Why Antidepressants Take So Long to Work

Clinical depression is considered one of the most treatable mood disorders, but neither the condition nor the drugs used against it are fully understood. First-line SSRI treatments (selective serotonin reuptake inhibitors) likely free up more of the neurotransmitter serotonin to improve communication between neurons. But the question of how SSRIs enduringly change a person’s mood has never returned completely satisfying answers.
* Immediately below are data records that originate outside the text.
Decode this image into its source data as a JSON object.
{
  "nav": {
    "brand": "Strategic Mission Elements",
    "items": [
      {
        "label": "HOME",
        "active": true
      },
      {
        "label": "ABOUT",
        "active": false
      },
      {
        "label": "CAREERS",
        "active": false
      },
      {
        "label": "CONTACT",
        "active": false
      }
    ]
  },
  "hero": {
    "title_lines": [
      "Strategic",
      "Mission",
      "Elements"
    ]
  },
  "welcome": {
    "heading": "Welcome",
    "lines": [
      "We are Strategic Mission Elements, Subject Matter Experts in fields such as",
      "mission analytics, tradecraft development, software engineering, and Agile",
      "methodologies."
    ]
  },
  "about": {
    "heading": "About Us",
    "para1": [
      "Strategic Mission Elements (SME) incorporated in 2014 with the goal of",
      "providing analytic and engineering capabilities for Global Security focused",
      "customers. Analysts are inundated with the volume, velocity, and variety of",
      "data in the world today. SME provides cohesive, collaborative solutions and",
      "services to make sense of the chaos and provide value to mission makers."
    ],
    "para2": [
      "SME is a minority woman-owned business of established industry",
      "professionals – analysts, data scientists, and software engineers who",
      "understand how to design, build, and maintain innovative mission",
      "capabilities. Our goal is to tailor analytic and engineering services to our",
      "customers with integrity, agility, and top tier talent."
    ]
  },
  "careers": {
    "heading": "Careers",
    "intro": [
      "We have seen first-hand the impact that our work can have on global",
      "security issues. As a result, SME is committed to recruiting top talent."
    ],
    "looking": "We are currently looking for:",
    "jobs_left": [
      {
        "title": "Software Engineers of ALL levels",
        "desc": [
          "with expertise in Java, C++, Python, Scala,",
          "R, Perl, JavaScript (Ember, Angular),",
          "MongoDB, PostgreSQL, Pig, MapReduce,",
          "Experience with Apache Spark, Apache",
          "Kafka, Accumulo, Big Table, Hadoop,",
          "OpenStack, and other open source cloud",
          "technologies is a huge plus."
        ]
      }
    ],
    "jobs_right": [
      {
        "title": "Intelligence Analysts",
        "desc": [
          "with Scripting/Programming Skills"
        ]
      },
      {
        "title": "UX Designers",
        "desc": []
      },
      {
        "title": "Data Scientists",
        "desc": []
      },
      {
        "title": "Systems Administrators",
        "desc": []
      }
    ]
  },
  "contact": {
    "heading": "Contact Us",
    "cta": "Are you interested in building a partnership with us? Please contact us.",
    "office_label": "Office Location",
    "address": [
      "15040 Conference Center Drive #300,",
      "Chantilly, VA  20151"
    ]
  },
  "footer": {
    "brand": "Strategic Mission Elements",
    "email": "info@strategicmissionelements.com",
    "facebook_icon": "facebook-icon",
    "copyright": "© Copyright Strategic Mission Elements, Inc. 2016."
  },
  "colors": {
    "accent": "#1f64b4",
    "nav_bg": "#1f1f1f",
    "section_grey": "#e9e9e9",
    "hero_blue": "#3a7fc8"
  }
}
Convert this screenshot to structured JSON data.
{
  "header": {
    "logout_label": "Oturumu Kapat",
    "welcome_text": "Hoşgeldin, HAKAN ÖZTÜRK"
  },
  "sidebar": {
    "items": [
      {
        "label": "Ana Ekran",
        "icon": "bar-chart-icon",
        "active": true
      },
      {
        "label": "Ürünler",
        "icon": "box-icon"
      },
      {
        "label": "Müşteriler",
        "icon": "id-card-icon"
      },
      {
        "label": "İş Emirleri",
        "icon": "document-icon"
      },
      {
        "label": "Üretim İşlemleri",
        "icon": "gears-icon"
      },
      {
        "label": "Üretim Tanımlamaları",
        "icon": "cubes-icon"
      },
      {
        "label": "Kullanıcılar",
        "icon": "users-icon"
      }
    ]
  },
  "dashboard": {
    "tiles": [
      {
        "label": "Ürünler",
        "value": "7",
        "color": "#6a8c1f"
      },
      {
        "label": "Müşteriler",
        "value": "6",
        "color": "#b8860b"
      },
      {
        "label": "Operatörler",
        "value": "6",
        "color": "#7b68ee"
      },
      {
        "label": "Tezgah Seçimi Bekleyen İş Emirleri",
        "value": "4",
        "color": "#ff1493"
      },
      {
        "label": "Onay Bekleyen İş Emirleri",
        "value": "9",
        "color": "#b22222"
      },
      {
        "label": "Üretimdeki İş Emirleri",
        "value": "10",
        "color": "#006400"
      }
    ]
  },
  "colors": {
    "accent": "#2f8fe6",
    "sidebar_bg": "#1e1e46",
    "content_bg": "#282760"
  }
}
In fact, SSRIs often don’t work. Scientists estimate that over 30 percent of patients don’t benefit from this class of antidepressants. And even when they do, the mood effects of SSRIs take several weeks to kick in, although chemically, they achieve their goal within a day or two. (SSRIs raise the levels of serotonin in the brain by blocking a “transporter” protein that decreases serotonin levels.) “It’s really been a puzzle to many people: Why this long time?” says Gitte Knudsen, a neurobiologist and neurologist at the University of Copenhagen, Denmark. “You take an antibiotic and it starts working immediately. That’s not been the case with the SSRIs.”

Experts have proposed theories about what causes the delay, but to Knudsen, the most compelling involve our brains’ ability to physically readjust over time: a characteristic called neuroplasticity. In adulthood, brains rarely create new neurons, but they do sprout new interconnections between existing ones, called synapses. Essentially, they adapt by rewiring. “That’s exactly what happens when we exercise and learn something,” Knudsen says. This transformation improves cognitive function and emotional processing. Knudsen thinks rewiring could also break someone free from cycles of negative rumination—a hallmark of depressive episodes.

Knudsen believes that SSRIs owe their efficacy at least in part to boosting neuroplasticity. Writing in Molecular Psychiatry earlier this month, her team showed how they had tested this theory on people, thanks to a special kind of PET scan developed in the past few years. They recruited 32 people to take the SSRI escitalopram (also known by the brand name Lexapro) or a placebo for one month. Then they asked the people to take a PET scan at the end of the trial, and used radioactive tracers to track where in the brain new synapses were forming.

The more time someone spent on the antidepressant before their brain scan, the more synaptic signals the team detected—a proxy for increased connections. “This is one of the first pieces of evidence that these drugs do take time to work, and they do work through increasing the number of synaptic contacts between nerve cells,” Knudsen says.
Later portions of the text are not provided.